The Kentucky Supreme Court itself uses this term. Bell v. Commonwealth, Cabinet for Health and Family Services, Dept. for Community Based Services, 423 S.W.3d 742, 747 (Ky. 2014). --------
"The provisions of CR 52.01 require the family court to engage in a good faith effort at fact-finding and to include those facts in a written order." Murry v. Murry, 418 S.W.3d 432, 435 (Ky. App. 2014). In Anderson v. Johnson, the Kentucky Supreme Court explained:
To review the judge's decision on appeal, it is important to know what facts the judge relied on in order to determine whether he has made a mistake of fact, or to even determine if he is right at law, but for the wrong facts. If a judge must choose between facts, it is clearly relevant which facts supported his opinion.350 S.W.3d 453, 455 (Ky. 2011).
In this case, the family court held a hearing to determine the allocation of marital property and debt but failed to make any factual findings to support its allocation.
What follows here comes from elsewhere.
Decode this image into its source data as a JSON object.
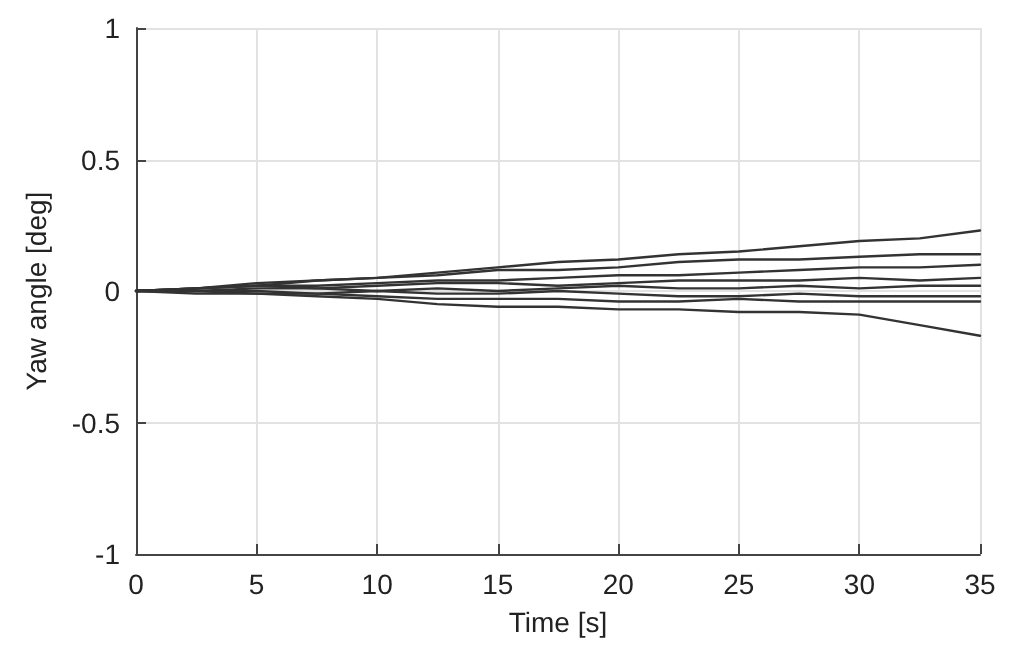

Furthermore, the implicit fact-finding of the dollar amounts of debt and assets is highly suspect because they, conveniently, are round, even-dollar sums, such as $8,000, $7,000, $30,000, $10,000, and even $3,400. Only the most extraordinary coincidences, verging on miracles, could explain such numbers.
Because the family court failed to comply with its obligation under CR 52.01, this Court cannot even conduct a review for manifest injustice - and that is all the appellant is entitled to here. Therefore, we vacate the family court's order and remand to allow the family court's compliance under the rule. This Court expects that, in any subsequent appeal, the parties' briefs will be proof of their commitment to future compliance with CR 76.12.